Cela doit faire quelques heures que je n'arrête pas de me réveiller et de me rendormir. Ma tête fait terriblement mal, et j'ai l'impression qu'un animal est mort dans ma bouche. J'ai l'impression de ne pas avoir dormi et pourtant il est 14h00. Je me décide à ouvrir les yeux sans pour autant me décider à me redresser. Je me souviens vaguement qu'Imane soit venue me réveiller, je ne me souviens plus de ce qu'elle me voulait, ni de ce que je lui ai dit, mais je suis pratiquement certaine qu'elle était là. Je regarde mon téléphone en faisant un bâillement monstrueux. Je vois un nombre impressionnant d'appels manqués et de messages. Je vois les noms de Yerim, de Veronica et d'Imane bien évidemment.

Vero_nicka : mais réponds, tu donnes pas de nouvelles là, est ce que tu vas bien ?
Vero_nicka : apprend à prévenir quand tu rentres
Vero_nicka : tu me stress.
Vero_nicka : c'est bon Imane m'a dit que tu vas bien.

J'ai oublié d'envoyer un message. Je me souviens être rentrée, mais pas du moment où je me suis endormie. Je n'ai même pas pris la peine de me changer, j'ai gardé mes vêtements trempés de sueur et mon maquillage dégoulinant. J'ouvre les messages de Yerim, pour avoir une idée de ce qu'il pourrait bien me vouloir.

Yerim : Nevitha on peut se parler ?
Yerim : pourquoi tu es parti comme ça ? tu ne m'as même pas donné le temps de te parler.
Yerim : est-ce que tu vas bien ? pourquoi tu ne réponds pas ?
Yerim : répond s'il te plait, ça devient inquiétant.
Yerim : même si tu n'as pas envie de me parler, dis-moi au moins si tu vas bien.

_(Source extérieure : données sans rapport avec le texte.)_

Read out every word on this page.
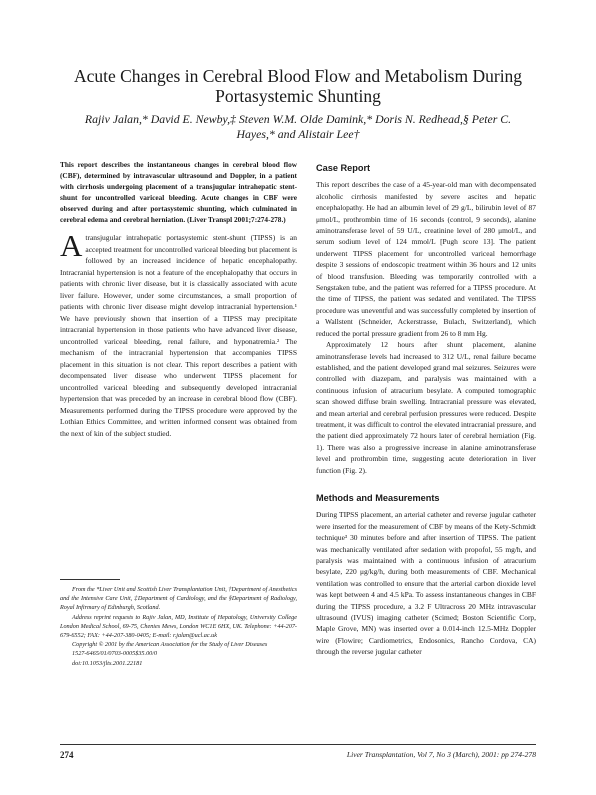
Acute Changes in Cerebral Blood Flow and Metabolism During Portasystemic Shunting

Rajiv Jalan,* David E. Newby,‡ Steven W.M. Olde Damink,* Doris N. Redhead,§ Peter C. Hayes,* and Alistair Lee†

This report describes the instantaneous changes in cerebral blood flow (CBF), determined by intravascular ultrasound and Doppler, in a patient with cirrhosis undergoing placement of a transjugular intrahepatic stent-shunt for uncontrolled variceal bleeding. Acute changes in CBF were observed during and after portasystemic shunting, which culminated in cerebral edema and cerebral herniation. (Liver Transpl 2001;7:274-278.)

Atransjugular intrahepatic portasystemic stent-shunt (TIPSS) is an accepted treatment for uncontrolled variceal bleeding but placement is followed by an increased incidence of hepatic encephalopathy. Intracranial hypertension is not a feature of the encephalopathy that occurs in patients with chronic liver disease, but it is classically associated with acute liver failure. However, under some circumstances, a small proportion of patients with chronic liver disease might develop intracranial hypertension.¹ We have previously shown that insertion of a TIPSS may precipitate intracranial hypertension in those patients who have advanced liver disease, uncontrolled variceal bleeding, renal failure, and hyponatremia.² The mechanism of the intracranial hypertension that accompanies TIPSS placement in this situation is not clear. This report describes a patient with decompensated liver disease who underwent TIPSS placement for uncontrolled variceal bleeding and subsequently developed intracranial hypertension that was preceded by an increase in cerebral blood flow (CBF). Measurements performed during the TIPSS procedure were approved by the Lothian Ethics Committee, and written informed consent was obtained from the next of kin of the subject studied.

From the *Liver Unit and Scottish Liver Transplantation Unit, †Department of Anesthetics and the Intensive Care Unit, ‡Department of Cardiology, and the §Department of Radiology, Royal Infirmary of Edinburgh, Scotland.

Address reprint requests to Rajiv Jalan, MD, Institute of Hepatology, University College London Medical School, 69-75, Chenies Mews, London WC1E 6HX, UK. Telephone: +44-207-679-6552; FAX: +44-207-380-0405; E-mail: r.jalan@ucl.ac.uk

Copyright © 2001 by the American Association for the Study of Liver Diseases

1527-6465/01/0703-0005$35.00/0

doi:10.1053/jlts.2001.22181

Case Report

This report describes the case of a 45-year-old man with decompensated alcoholic cirrhosis manifested by severe ascites and hepatic encephalopathy. He had an albumin level of 29 g/L, bilirubin level of 87 μmol/L, prothrombin time of 16 seconds (control, 9 seconds), alanine aminotransferase level of 59 U/L, creatinine level of 280 μmol/L, and serum sodium level of 124 mmol/L [Pugh score 13]. The patient underwent TIPSS placement for uncontrolled variceal hemorrhage despite 3 sessions of endoscopic treatment within 36 hours and 12 units of blood transfusion. Bleeding was temporarily controlled with a Sengstaken tube, and the patient was referred for a TIPSS procedure. At the time of TIPSS, the patient was sedated and ventilated. The TIPSS procedure was uneventful and was successfully completed by insertion of a Wallstent (Schneider, Ackerstrasse, Bulach, Switzerland), which reduced the portal pressure gradient from 26 to 8 mm Hg.

Approximately 12 hours after shunt placement, alanine aminotransferase levels had increased to 312 U/L, renal failure became established, and the patient developed grand mal seizures. Seizures were controlled with diazepam, and paralysis was maintained with a continuous infusion of atracurium besylate. A computed tomographic scan showed diffuse brain swelling. Intracranial pressure was elevated, and mean arterial and cerebral perfusion pressures were reduced. Despite treatment, it was difficult to control the elevated intracranial pressure, and the patient died approximately 72 hours later of cerebral herniation (Fig. 1). There was also a progressive increase in alanine aminotransferase level and prothrombin time, suggesting acute deterioration in liver function (Fig. 2).

Methods and Measurements

During TIPSS placement, an arterial catheter and reverse jugular catheter were inserted for the measurement of CBF by means of the Kety-Schmidt technique³ 30 minutes before and after insertion of TIPSS. The patient was mechanically ventilated after sedation with propofol, 55 mg/h, and paralysis was maintained with a continuous infusion of atracurium besylate, 220 μg/kg/h, during both measurements of CBF. Mechanical ventilation was controlled to ensure that the arterial carbon dioxide level was kept between 4 and 4.5 kPa. To assess instantaneous changes in CBF during the TIPSS procedure, a 3.2 F Ultracross 20 MHz intravascular ultrasound (IVUS) imaging catheter (Scimed; Boston Scientific Corp, Maple Grove, MN) was inserted over a 0.014-inch 12.5-MHz Doppler wire (Flowire; Cardiometrics, Endosonics, Rancho Cordova, CA) through the reverse jugular catheter

274	Liver Transplantation, Vol 7, No 3 (March), 2001: pp 274-278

Voir son nom et son inquiétude me fait me sentir étrangement bien, pourtant en me rappelant ce qui s'est passé je n'ai pas envie de lui parler, du moins j'ai envie de le faire languir un bon moment. Ce qui s'est passé est irrespectueux, mais pas impardonnable. C'est le début de notre relation, on n'a pas encore établi des limites à ne pas franchir ; après tout il m'en voulait aussi apparemment. Il faudrait qu'on discute, mais pas maintenant, le souvenir est encore trop frais dans ma tête.

Moi : je vais bien.

Yerim : pourquoi tu ne veux pas me parler ?

Moi : je vais bien.

Yerim : tu es sérieuse ?

Je me sens mal de ne pas pouvoir lui parler, mais d'un autre côté j'ai envie qu'il comprenne qu'il m'a blessé alors quoi de mieux que de me montrer distante ?
Dans un long soupir, j'entreprends de me redresser, ma tête me fait encore plus mal et mon corps lourd me rappelle les effets de l'alcool. Mon odeur corporelle me monte au nez et achève de me réveiller. Je n'arrive pas à croire que j'ai dormi dans cette odeur nauséabonde.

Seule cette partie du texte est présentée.